During this pandemic, sports journalism has radically shifted its coverage. Instead of game recaps and talking-head segments, we’re seeing more stories than ever about what athletes do off the court—whether it’s donating to arena staff, bringing awareness to food bank shortages or fighting the virus on the frontlines. Do you feel like the pandemic may fundamentally change how we view athletes and how they view themselves?

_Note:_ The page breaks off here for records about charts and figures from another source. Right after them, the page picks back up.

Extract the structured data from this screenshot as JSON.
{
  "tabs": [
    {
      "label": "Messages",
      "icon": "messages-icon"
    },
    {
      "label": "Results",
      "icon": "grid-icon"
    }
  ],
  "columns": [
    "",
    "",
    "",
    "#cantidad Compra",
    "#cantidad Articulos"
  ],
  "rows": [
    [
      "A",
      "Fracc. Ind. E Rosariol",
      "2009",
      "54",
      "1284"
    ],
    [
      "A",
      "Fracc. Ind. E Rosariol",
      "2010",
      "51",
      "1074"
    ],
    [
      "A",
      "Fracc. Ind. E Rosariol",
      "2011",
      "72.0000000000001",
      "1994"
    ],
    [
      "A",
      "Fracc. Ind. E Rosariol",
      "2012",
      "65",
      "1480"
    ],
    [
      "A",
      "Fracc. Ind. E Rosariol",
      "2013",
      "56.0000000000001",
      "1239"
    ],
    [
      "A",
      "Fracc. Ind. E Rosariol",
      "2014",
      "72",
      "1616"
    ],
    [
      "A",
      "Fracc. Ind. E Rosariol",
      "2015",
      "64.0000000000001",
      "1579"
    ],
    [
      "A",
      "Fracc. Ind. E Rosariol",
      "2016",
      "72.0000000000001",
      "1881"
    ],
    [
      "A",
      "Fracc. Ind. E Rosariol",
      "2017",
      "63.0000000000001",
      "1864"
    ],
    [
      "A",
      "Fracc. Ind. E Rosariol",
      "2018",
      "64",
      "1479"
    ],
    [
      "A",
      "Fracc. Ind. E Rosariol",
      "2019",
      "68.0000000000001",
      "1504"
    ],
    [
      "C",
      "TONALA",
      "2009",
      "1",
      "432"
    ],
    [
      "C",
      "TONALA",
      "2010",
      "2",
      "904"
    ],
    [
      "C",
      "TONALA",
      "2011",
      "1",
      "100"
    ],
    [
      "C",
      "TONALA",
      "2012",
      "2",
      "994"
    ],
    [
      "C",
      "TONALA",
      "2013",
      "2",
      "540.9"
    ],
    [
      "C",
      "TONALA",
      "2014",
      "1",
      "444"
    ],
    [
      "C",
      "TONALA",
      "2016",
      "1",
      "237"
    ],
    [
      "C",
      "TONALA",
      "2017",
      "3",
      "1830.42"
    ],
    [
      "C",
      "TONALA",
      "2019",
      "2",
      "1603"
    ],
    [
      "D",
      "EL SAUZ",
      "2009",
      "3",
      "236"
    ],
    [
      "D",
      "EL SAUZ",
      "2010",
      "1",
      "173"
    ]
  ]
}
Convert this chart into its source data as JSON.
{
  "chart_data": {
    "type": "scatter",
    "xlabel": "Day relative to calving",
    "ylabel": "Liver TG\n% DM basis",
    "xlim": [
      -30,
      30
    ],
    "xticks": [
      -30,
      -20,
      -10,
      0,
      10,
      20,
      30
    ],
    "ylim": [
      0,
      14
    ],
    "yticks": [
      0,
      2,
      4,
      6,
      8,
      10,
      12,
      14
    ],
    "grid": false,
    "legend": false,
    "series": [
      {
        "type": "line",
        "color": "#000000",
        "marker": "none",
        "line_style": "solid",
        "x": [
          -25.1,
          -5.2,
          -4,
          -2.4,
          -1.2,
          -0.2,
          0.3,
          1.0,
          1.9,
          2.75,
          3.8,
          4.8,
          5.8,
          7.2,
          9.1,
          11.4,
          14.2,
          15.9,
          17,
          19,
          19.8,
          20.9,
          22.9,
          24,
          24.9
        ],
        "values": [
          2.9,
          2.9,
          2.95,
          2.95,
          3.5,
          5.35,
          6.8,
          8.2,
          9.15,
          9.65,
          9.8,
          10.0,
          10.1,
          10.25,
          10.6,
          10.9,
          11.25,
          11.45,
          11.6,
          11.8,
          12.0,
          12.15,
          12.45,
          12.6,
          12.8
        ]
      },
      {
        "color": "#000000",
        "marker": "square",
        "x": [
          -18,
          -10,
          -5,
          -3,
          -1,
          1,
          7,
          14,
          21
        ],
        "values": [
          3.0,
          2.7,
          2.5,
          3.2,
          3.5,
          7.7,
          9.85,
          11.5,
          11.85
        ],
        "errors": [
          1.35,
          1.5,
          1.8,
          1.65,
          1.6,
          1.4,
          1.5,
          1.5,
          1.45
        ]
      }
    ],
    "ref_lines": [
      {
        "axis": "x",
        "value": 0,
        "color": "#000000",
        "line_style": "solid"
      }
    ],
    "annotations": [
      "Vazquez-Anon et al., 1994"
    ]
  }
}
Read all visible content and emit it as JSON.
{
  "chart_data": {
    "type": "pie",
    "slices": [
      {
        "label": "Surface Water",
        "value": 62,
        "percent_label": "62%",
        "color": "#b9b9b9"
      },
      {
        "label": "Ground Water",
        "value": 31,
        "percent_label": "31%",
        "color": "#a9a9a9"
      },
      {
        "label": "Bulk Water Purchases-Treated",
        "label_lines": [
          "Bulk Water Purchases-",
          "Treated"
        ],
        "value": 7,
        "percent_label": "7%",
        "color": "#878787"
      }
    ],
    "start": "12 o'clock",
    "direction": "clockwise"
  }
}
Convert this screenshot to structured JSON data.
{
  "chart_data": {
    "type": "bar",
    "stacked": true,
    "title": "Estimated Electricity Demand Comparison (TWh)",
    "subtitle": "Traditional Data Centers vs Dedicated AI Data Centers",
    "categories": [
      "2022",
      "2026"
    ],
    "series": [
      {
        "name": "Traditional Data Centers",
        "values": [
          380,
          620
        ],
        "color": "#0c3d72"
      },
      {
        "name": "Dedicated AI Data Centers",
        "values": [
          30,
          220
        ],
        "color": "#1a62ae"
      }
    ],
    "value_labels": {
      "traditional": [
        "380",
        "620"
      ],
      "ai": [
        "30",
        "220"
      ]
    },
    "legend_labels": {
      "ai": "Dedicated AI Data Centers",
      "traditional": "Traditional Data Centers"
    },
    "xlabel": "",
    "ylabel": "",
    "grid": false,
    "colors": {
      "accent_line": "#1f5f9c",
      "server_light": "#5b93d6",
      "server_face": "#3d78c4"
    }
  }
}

I’m not trying to dismiss the level of sports enthusiasm that women have, but in our culture, a lot of men are enthralled with sports. Men express their masculinity vicariously through athletes in a lot of ways. It’s almost like the way you get to be the alpha male is by being on Team Jordan and not Team LeBron in a debate about the best basketball player of all time. What I wonder now is, in what other ways are men expressing their masculinity now that sports aren’t being played? I think those implications may have an effect on how athletes view themselves going forward. I think there will be some introspective identity development that some athletes will go through.
On a broader scale, my neighbor is thrilled that he doesn’t have to take his boys to baseball games or practices. They’re just hanging out with each other and having a great time. They ride their bikes while social distancing in the community. He doesn’t have to coach them, and they don’t feel that pressure that comes from sports. Maybe people are realizing that there’s anxiety associated with athletics—beyond just the games themselves—that they’ve been released from, and now they’re getting in their physical activity in other ways.